Отужинав, пригласила Марфа Симеонов на полати, поклоны бить. Полночи поклоны били, братья уж уморились, а Марфа все угомониться не может. Ведите, говорит, вашего медведя, сейчас и его поклоны бить заставим. Привели со двора медведя. Медведь рычит, мордой мотает. Но Марфа быстро с ним управилась, стал и медведь поклоны бить. Братья Симеоны на Марфу дивились: что же за баба такая добрая и неутомимая, вот и медведь с нею поклоны бьет, а ей все мало.

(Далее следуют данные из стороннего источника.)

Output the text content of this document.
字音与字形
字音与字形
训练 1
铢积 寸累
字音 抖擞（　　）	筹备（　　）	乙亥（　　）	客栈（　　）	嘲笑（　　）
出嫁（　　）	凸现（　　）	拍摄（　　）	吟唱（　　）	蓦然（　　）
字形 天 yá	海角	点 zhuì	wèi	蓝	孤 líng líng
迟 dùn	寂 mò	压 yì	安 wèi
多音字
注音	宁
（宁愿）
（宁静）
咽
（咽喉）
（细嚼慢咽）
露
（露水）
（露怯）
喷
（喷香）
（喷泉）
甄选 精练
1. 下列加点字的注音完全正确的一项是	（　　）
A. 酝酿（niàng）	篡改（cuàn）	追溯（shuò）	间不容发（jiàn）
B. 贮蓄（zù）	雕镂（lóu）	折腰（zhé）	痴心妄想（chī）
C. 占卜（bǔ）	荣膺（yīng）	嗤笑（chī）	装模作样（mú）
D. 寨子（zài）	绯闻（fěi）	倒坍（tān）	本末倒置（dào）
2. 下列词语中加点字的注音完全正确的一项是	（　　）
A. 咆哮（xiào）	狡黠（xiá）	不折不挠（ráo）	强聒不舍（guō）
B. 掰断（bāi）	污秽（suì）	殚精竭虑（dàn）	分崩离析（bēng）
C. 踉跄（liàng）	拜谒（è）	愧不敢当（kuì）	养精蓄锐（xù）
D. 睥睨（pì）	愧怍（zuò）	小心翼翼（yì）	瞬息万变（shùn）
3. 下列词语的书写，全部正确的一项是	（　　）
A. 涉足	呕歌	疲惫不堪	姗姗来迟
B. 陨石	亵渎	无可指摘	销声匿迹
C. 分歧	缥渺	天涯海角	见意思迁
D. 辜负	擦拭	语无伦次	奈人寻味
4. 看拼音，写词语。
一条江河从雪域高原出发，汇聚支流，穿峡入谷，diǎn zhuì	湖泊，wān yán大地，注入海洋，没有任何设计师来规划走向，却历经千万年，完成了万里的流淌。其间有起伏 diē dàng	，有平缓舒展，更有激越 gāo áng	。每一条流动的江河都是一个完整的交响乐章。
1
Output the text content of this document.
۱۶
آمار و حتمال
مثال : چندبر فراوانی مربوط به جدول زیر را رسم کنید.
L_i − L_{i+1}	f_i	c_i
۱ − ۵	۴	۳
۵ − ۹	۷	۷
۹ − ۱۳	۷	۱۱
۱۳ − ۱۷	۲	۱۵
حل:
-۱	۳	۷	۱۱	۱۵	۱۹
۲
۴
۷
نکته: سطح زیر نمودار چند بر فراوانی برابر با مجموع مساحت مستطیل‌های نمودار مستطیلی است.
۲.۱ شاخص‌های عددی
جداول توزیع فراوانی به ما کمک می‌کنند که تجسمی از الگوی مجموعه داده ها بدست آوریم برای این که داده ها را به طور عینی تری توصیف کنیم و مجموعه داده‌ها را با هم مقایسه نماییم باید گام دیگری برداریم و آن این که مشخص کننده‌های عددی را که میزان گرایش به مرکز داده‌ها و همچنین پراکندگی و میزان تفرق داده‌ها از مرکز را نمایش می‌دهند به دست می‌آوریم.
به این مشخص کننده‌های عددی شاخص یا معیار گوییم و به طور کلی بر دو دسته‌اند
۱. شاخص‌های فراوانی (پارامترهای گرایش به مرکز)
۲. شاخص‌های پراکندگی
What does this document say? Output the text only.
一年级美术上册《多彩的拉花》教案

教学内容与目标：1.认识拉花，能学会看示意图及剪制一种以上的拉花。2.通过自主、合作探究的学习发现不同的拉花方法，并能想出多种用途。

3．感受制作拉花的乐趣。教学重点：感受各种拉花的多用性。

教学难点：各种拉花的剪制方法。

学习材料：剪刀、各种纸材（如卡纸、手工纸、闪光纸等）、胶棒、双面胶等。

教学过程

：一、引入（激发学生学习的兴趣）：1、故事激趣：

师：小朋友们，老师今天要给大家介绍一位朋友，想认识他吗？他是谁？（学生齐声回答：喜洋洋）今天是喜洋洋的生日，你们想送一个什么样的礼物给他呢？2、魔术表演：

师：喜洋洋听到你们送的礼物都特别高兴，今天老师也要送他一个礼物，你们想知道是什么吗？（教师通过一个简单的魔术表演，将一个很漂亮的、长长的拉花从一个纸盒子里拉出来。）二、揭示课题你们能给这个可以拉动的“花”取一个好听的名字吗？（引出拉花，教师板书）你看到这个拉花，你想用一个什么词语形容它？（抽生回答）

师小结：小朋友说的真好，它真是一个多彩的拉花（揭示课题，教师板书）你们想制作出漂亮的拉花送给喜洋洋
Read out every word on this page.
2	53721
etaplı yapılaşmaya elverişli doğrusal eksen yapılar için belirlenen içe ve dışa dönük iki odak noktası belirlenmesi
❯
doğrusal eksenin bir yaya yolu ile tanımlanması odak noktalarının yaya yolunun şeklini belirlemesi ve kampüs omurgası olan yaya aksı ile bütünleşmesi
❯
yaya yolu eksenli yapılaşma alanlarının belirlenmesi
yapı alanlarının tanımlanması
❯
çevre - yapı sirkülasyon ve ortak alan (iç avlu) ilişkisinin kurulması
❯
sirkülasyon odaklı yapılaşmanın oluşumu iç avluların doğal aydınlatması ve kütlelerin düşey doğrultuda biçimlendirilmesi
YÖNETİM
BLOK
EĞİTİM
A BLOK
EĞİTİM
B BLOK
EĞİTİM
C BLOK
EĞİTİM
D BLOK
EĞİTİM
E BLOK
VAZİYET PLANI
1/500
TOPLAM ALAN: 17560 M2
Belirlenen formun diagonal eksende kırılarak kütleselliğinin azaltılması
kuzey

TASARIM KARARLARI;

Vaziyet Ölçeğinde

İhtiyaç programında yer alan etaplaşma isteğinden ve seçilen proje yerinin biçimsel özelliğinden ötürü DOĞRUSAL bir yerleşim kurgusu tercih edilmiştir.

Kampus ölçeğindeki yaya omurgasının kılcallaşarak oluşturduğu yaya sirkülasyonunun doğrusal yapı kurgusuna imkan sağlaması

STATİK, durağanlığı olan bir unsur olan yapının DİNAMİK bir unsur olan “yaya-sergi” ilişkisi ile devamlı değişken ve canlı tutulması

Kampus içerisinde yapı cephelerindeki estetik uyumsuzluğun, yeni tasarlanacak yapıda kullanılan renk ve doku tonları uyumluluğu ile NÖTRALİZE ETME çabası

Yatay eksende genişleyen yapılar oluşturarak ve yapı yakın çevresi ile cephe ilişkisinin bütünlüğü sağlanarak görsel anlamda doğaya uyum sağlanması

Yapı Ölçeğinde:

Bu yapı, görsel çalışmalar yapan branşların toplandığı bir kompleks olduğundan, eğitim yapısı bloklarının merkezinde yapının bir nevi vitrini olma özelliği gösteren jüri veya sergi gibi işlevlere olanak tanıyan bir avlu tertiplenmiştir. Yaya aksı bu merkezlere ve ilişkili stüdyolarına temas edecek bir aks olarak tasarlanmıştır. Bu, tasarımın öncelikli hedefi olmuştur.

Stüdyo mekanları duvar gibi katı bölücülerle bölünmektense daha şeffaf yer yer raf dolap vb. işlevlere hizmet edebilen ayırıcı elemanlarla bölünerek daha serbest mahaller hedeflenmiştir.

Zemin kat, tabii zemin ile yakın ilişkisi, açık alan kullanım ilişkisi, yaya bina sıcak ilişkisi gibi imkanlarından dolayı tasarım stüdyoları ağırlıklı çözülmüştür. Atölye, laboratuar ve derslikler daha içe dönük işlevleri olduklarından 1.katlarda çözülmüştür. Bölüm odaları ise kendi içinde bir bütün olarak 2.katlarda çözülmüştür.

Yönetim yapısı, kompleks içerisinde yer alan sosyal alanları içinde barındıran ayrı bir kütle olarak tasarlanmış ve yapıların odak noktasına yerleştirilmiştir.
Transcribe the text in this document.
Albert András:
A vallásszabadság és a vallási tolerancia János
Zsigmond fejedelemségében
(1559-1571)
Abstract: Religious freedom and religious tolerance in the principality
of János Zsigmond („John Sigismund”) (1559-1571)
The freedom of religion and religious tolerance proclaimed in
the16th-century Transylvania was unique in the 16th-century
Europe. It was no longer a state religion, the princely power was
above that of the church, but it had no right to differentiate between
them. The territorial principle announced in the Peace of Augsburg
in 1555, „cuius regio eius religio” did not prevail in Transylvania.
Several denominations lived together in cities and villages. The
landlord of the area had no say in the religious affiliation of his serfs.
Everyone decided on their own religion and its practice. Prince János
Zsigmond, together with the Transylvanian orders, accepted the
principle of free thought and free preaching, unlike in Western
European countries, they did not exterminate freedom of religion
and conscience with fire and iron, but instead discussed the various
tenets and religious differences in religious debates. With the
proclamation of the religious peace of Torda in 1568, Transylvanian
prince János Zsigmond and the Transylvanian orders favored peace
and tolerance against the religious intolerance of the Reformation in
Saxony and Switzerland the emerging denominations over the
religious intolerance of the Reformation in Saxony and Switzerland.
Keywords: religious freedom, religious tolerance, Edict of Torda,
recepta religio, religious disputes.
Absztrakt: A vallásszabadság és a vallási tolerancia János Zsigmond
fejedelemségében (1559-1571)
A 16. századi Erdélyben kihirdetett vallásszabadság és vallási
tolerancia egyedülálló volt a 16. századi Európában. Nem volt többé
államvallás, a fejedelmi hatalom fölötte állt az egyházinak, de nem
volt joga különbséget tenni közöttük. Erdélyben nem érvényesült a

С утра братья Симеоны уходить собрались, да Марфа их со двора не отпускает. С кем, – говорит, – я поклоны бить буду, если вы сейчас уйдете? Вы уж, – просит, – погостите подольше, и медведь ваш пусть погостит.
Так семеро Симеонов с медведем у Марфы и остались. День живут, другой живут, вот уж и зима на исходе. Ночи напролет поклоны бьют, а Марфе все мало. Усерднее надо поклоны бить, – говорит. И все медведя в покои тащит. Пусть он, дескать, тоже поклоны бьет.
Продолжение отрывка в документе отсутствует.